With a knowledge of our wants — with a clear perception of our difficulties, Rutherford B. Hayes became President.

Nations have been saved by the grandeur of one man. Above all things a President should be a patriot. Party at best is only a means — the good of the, country, the happiness of the people, the only end.

Now, I appeal to you Democrats here — not a great many, I suppose — do not oppose this policy because you think it is going to increase the Republican strength. If it strengthens the Government, no matter whether it is Republican or Democratic, it is for the common good.
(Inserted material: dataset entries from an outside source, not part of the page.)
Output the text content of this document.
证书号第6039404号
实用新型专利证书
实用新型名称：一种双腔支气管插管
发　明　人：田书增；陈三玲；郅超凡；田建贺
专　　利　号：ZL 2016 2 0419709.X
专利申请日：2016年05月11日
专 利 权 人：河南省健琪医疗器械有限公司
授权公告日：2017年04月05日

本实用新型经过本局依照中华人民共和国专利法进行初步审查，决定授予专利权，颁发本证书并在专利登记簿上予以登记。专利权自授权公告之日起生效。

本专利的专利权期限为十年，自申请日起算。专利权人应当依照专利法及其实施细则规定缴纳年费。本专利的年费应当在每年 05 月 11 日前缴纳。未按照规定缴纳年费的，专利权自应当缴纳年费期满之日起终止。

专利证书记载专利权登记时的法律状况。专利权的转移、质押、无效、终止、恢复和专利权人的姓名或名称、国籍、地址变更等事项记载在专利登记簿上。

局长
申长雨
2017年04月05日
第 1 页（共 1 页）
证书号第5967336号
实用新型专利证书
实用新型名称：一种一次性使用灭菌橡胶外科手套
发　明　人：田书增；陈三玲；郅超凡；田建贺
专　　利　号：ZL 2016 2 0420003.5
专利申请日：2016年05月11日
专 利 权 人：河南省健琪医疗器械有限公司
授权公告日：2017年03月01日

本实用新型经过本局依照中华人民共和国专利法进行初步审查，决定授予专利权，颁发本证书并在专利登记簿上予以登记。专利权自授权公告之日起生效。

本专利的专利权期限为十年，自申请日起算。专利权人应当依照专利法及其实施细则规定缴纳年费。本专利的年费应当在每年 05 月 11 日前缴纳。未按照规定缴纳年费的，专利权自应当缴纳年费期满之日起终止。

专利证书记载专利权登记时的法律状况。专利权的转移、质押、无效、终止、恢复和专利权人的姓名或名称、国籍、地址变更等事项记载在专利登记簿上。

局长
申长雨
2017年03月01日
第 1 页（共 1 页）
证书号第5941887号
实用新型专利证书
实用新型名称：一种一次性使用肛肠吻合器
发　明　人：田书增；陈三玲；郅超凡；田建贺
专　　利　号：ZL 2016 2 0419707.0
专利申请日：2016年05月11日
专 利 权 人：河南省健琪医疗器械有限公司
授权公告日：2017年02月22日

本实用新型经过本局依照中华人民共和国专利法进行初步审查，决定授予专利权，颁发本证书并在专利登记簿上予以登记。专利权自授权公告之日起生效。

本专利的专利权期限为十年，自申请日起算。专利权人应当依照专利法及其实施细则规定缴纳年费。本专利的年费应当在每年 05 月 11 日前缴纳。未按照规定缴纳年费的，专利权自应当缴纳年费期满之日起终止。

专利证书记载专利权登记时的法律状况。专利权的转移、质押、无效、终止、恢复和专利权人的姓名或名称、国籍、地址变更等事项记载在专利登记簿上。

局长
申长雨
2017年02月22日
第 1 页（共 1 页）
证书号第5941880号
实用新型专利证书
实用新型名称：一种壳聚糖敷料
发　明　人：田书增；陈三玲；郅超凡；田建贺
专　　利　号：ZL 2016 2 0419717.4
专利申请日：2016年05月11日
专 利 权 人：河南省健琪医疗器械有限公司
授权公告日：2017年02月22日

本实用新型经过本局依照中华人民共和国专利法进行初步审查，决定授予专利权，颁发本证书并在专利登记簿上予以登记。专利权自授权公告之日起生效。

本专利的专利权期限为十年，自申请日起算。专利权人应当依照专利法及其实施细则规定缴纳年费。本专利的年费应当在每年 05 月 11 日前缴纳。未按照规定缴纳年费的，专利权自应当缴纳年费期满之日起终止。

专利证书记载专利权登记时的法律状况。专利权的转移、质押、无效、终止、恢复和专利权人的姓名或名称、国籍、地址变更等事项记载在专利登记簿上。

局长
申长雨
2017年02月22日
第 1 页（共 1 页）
And you Republicans, you who have had all these feelings of patriotism and glory, I ask you to wait and let this experiment be tried. Do not prophesy failure for it and then work to fulfill the prophecy. Give the President a chance. I tell you to-night that he is as good a Republican as there is in the United States; and I tell you that if this policy is not responded to by the South, Rutherford B. Hayes will change it, just as soon and as often as is necessary to accomplish the end. The President has offered the Southern people the olive branch of peace, and so far as I am concerned, I implore both the Southern people and the Northern people to accept it. I extend to you each and all the olive branch of peace. Fellow-citizens of the South, I beseech you to take it. By the memory of those who died for naught; by the charred remains of your remembered homes; by the ashes of your statesman dead; for the sake of your sons and your daughters and their fair children yet to be, I implore you to take it with loving and with loyal hands. It will cultivate your wasted fields. It will rebuild your towns and cities. It will fill your coffers with gold. It will educate your children. It will swell the sails of your commerce. It will cause the roses of joy to clamber and climb over the broken cannon of war. It will flood the cabins of the freedman with light, and clothe the weak in more than coat of mail, and wrap the poor and lowly in “measureless content.” Take it. The North will forgive if the South will forget. Take it! The negro will wipe from the tablet of memory the strokes and scars of two hundred years, and blur with happy tears the record of his wrongs. Take it! It will unite our nation. It will make us brothers once again. Take it! And justice will sit in your courts under the outspread wings of Peace. Take it! And the brain and lips of the future will be free. Take it! It will bud and blossom in your hands and fill your land with fragrance and with joy.